Starfire finally gets a chance to shine(no pun intended). For me, the alien has always felt a little like the muscle that our group trots out when the going gets rough, but no one really asks what she is going through. Her changes in Season 3 are exciting, and her ongoing maturation is meaningful. Kory/Starfire is a mess. Something has messed with her head in a big way, and she has to reach out for help before she becomes a danger to herself and others.

The loving couple of Hank and Dawn find themselves in an interesting place where they are on opposite sides of the hero debate. When is it okay to hang up your cape? Is it ever okay? What does it take from a person and a couple in the process? All of these questions get asked and, to some extent, answered in one of the most shocking events of the first half of the season.
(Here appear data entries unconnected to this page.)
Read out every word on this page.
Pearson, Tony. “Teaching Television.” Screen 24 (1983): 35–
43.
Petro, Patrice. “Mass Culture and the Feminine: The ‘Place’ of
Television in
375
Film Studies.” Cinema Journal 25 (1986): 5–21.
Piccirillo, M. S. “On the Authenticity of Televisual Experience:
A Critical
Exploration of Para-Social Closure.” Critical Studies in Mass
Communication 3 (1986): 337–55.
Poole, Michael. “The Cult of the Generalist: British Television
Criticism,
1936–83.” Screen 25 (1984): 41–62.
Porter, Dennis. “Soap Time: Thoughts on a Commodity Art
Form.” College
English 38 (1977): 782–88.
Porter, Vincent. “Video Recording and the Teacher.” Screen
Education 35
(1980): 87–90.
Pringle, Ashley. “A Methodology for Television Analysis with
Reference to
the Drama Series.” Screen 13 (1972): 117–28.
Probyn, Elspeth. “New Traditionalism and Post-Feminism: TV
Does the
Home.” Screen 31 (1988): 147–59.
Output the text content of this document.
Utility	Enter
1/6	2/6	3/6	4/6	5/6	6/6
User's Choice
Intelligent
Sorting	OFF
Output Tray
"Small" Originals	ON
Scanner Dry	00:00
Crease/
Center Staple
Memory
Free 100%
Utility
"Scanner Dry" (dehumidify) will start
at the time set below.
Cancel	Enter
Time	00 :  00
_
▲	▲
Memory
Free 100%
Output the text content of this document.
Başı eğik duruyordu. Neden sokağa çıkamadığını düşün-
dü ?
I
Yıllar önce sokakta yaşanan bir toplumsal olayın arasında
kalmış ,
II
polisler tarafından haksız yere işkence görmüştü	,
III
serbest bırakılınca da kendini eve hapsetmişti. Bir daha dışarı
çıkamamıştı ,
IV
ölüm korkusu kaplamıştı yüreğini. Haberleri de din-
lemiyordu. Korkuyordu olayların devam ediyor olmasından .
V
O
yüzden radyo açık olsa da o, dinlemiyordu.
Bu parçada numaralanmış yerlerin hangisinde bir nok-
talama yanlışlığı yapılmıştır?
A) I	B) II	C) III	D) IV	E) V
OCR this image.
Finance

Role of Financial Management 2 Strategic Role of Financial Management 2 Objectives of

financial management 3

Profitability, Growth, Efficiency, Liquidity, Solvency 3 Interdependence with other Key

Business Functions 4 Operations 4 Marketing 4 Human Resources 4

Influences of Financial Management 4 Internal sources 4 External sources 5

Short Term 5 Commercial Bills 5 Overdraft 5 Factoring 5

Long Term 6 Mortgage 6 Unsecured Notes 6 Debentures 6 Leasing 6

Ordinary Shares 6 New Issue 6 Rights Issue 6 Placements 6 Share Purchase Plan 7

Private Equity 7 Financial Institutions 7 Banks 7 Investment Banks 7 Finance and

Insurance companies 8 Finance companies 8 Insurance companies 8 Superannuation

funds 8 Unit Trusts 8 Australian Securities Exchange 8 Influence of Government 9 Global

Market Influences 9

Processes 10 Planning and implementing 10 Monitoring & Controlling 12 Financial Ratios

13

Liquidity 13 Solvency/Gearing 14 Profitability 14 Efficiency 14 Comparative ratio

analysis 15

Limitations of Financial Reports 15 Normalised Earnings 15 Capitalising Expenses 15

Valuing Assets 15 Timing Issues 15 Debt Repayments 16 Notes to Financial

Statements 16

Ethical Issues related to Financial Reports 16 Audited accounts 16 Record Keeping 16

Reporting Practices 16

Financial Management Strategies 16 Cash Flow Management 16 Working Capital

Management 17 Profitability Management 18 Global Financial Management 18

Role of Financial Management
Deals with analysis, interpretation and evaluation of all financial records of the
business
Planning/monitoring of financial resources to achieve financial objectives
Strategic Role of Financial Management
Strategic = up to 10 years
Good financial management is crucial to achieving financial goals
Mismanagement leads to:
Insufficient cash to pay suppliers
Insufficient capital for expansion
The couple will forever be changed as a result.

Curran Walters is painfully effective as cocky, troubled Jason Todd. Walters injects a fair amount of pain behind his lethal bravado. Purists will undoubtedly be shocked by his arc but hopefully will be lured in by his raw performance. You wouldn’t be invested in his story or that of any of the Titans, for that matter, if the moments outside of their capes, away from the fight, weren’t so good.

There were complaints that several of the characters lost a tremendous amount of screen time to newcomers. It was clear there was an A team and a B team, whether anyone said it or not. The new additions, namely Barbara Gordon and Scarecrow, who bring a jolt of excitement once they show up, manage to avoid that pitfall. Although the series still plays favorites, the narrative arcs now have a purpose. Season 2 left most cold with its too little flesh on the narrative bones of the characters. In Titans Season 3, that has changed some without feeling like one origin story after another encapsulated in a single episode. That would have been disastrous.

There is zero room to breathe in Titans Seasons 3 for good or bad. The five episodes made available for review are so quickly paced they fly by without a second to reflect. There is no downtime, and you are never bored. However, you are left emotionally beat, breathless, and more than a little heartbroken. The move to Gotham brings an even darker tone to the often tumultuous superhero show.

In many ways, this is the Gotham that so many have tried to portray, but most have missed. That intangible corruption, the taint of perversion, and the literal stain of blood on the streets and the hands of the leaders are what makes the city so fascinating. If that is how you like to envision Gotham, you will be thrilled by Titans Season 3. The city becomes as much a character as the people. The Titans are drawn to Gotham, and they quickly realize that as bad as things were outside, Gotham is even worse. Things work very differently in Gotham, and it is a steep learning curve.

Everything has been leading to the rise of the Red Hood. Easily one of the most appreciated of all storylines, this tragedy in the making was a car crash of self-discovery and parallels. Take a bunch of broken kids with shifty moral compasses and put them in dangerous situations daily. It shouldn’t come as a surprise; some of them would break bad. That is precisely what happens when early in Titans Season 3, the hood rises. The result is someone who believed his own hype and had way too much anger and too little therapy. Red Hood is a horrifying villain. He is cold, calculating, and very dangerous. His impact on the Titans and Bruce will have lasting effects.

Tonally, Titans Season 3 is very different. Game-changing twists are present in every episode, and the stakes feel very high from the beginning. Unfortunately for those weary of dark fare, Titans runs the risk of fatiguing its viewers. There is pain and reflection and impossible choices packed into every episode, and that can be daunting. Titans Season 3 finally distills down all the best arts into a potent mix of action and gritty emotion to show the toll loss, violence, and abuse can take on a person. The first three episodes are available on HBO Max August 12th, with a new episode once a week thereafter.